Passage of such legislation would likely benefit physicians, Healy says. “You would definitely see the impact at the practice level, because [premium] costs and frequency [of lawsuits] are lower in California and Texas than in states without similar reforms. So it would definitely have an impact on physicians’ rates and how often they are sued.”
Hot topic: Physicians should just say 'no' to MACRA
Healy warns, however, that malpractice reform is far from guaranteed even with a Republican president and Congress. Some senators and representatives think the issue should be left up to the states, and a reform bill could well face a filibuster in the Senate. Moreover, Trump himself has not said where he stands on the issue. “So I think it will be proposed, but it’s not a shoe-in just because we have a Republican trifecta,” she says.
During his campaign, Trump frequently promised to reduce income taxes, and a House and Senate dominated by Republicans will almost certainly agree to whatever he proposes. But primary care doctors likely won’t see much difference in their after-tax incomes, says Mike Arnow, CPA, CFP, senior director of financial planning for Sattell, Johnson, Appel Financial Advisory in Milwaukee, Wisconsin.
Trump has proposed consolidating the current seven income tax brackets income into three, thereby eliminating the top two brackets of 39.6% and 35%. Arnow points out that those brackets apply on adjusted gross incomes (AGI) starting at $470,000 and $416,000, respectively, for married couples filing jointly-amounts likely to exclude most primary care providers.

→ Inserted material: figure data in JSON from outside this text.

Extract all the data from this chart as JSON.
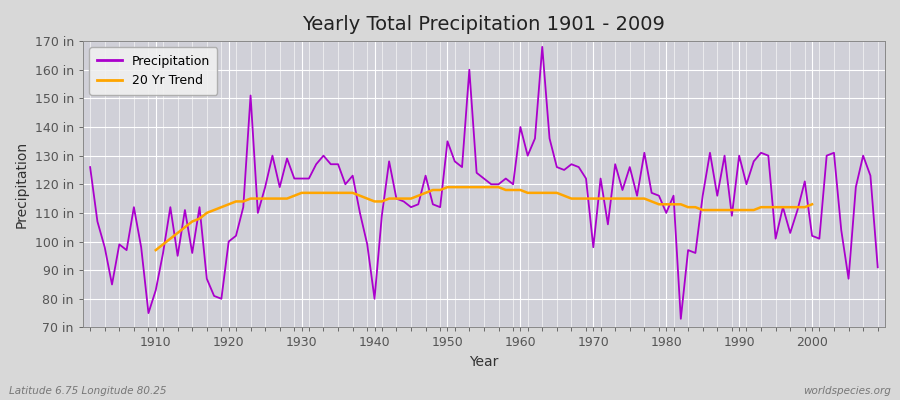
{
  "title": "Yearly Total Precipitation 1901 - 2009",
  "xlabel": "Year",
  "ylabel": "Precipitation",
  "subtitle": "Latitude 6.75 Longitude 80.25",
  "watermark": "worldspecies.org",
  "ylim": [
    70,
    170
  ],
  "ytick_step": 10,
  "years": [
    1901,
    1902,
    1903,
    1904,
    1905,
    1906,
    1907,
    1908,
    1909,
    1910,
    1911,
    1912,
    1913,
    1914,
    1915,
    1916,
    1917,
    1918,
    1919,
    1920,
    1921,
    1922,
    1923,
    1924,
    1925,
    1926,
    1927,
    1928,
    1929,
    1930,
    1931,
    1932,
    1933,
    1934,
    1935,
    1936,
    1937,
    1938,
    1939,
    1940,
    1941,
    1942,
    1943,
    1944,
    1945,
    1946,
    1947,
    1948,
    1949,
    1950,
    1951,
    1952,
    1953,
    1954,
    1955,
    1956,
    1957,
    1958,
    1959,
    1960,
    1961,
    1962,
    1963,
    1964,
    1965,
    1966,
    1967,
    1968,
    1969,
    1970,
    1971,
    1972,
    1973,
    1974,
    1975,
    1976,
    1977,
    1978,
    1979,
    1980,
    1981,
    1982,
    1983,
    1984,
    1985,
    1986,
    1987,
    1988,
    1989,
    1990,
    1991,
    1992,
    1993,
    1994,
    1995,
    1996,
    1997,
    1998,
    1999,
    2000,
    2001,
    2002,
    2003,
    2004,
    2005,
    2006,
    2007,
    2008,
    2009
  ],
  "precipitation": [
    126,
    107,
    98,
    85,
    99,
    97,
    112,
    98,
    75,
    83,
    96,
    112,
    95,
    111,
    96,
    112,
    87,
    81,
    80,
    100,
    102,
    112,
    151,
    110,
    119,
    130,
    119,
    129,
    122,
    122,
    122,
    127,
    130,
    127,
    127,
    120,
    123,
    110,
    99,
    80,
    109,
    128,
    115,
    114,
    112,
    113,
    123,
    113,
    112,
    135,
    128,
    126,
    160,
    124,
    122,
    120,
    120,
    122,
    120,
    140,
    130,
    136,
    168,
    136,
    126,
    125,
    127,
    126,
    122,
    98,
    122,
    106,
    127,
    118,
    126,
    116,
    131,
    117,
    116,
    110,
    116,
    73,
    97,
    96,
    116,
    131,
    116,
    130,
    109,
    130,
    120,
    128,
    131,
    130,
    101,
    112,
    103,
    111,
    121,
    102,
    101,
    130,
    131,
    104,
    87,
    119,
    130,
    123,
    91
  ],
  "trend_years": [
    1910,
    1911,
    1912,
    1913,
    1914,
    1915,
    1916,
    1917,
    1918,
    1919,
    1920,
    1921,
    1922,
    1923,
    1924,
    1925,
    1926,
    1927,
    1928,
    1929,
    1930,
    1931,
    1932,
    1933,
    1934,
    1935,
    1936,
    1937,
    1938,
    1939,
    1940,
    1941,
    1942,
    1943,
    1944,
    1945,
    1946,
    1947,
    1948,
    1949,
    1950,
    1951,
    1952,
    1953,
    1954,
    1955,
    1956,
    1957,
    1958,
    1959,
    1960,
    1961,
    1962,
    1963,
    1964,
    1965,
    1966,
    1967,
    1968,
    1969,
    1970,
    1971,
    1972,
    1973,
    1974,
    1975,
    1976,
    1977,
    1978,
    1979,
    1980,
    1981,
    1982,
    1983,
    1984,
    1985,
    1986,
    1987,
    1988,
    1989,
    1990,
    1991,
    1992,
    1993,
    1994,
    1995,
    1996,
    1997,
    1998,
    1999,
    2000
  ],
  "trend_values": [
    97,
    99,
    101,
    103,
    105,
    107,
    108,
    110,
    111,
    112,
    113,
    114,
    114,
    115,
    115,
    115,
    115,
    115,
    115,
    116,
    117,
    117,
    117,
    117,
    117,
    117,
    117,
    117,
    116,
    115,
    114,
    114,
    115,
    115,
    115,
    115,
    116,
    117,
    118,
    118,
    119,
    119,
    119,
    119,
    119,
    119,
    119,
    119,
    118,
    118,
    118,
    117,
    117,
    117,
    117,
    117,
    116,
    115,
    115,
    115,
    115,
    115,
    115,
    115,
    115,
    115,
    115,
    115,
    114,
    113,
    113,
    113,
    113,
    112,
    112,
    111,
    111,
    111,
    111,
    111,
    111,
    111,
    111,
    112,
    112,
    112,
    112,
    112,
    112,
    112,
    113
  ],
  "precip_color": "#AA00CC",
  "trend_color": "#FFA500",
  "fig_background": "#D8D8D8",
  "plot_background": "#D0D0D8",
  "grid_color": "#FFFFFF",
  "grid_linewidth": 0.8,
  "title_fontsize": 14,
  "axis_label_fontsize": 10,
  "tick_fontsize": 9,
  "legend_fontsize": 9,
  "precip_linewidth": 1.3,
  "trend_linewidth": 1.8,
  "xlim_left": 1900,
  "xlim_right": 2010
}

However the ACA did include a 3.8% bump in the Medicare tax on AGIs starting at $250,000 for married couples filing jointly. “There we could start picking up some PCPs, especially in a two-income family,” Arnow says. The legislation also included a 0.9% Medicare payroll tax increase on compensation of $250,000 for married joint filers and $200,000 for single filer that took effect at the start of 2013. Repealing that tax also would benefit many PCPs, Arnow points out.
Arnow adds that nothing in the Trump administration’s tax proposals has caused him to change what he calls his “three brown bag” advice to clients: one bag is for discarding unopened stock investment statements, the second is for packing lunches as a way to spend less and save more, and the third is for “breathing into when you watch cable TV news until your lightheadedness goes away.”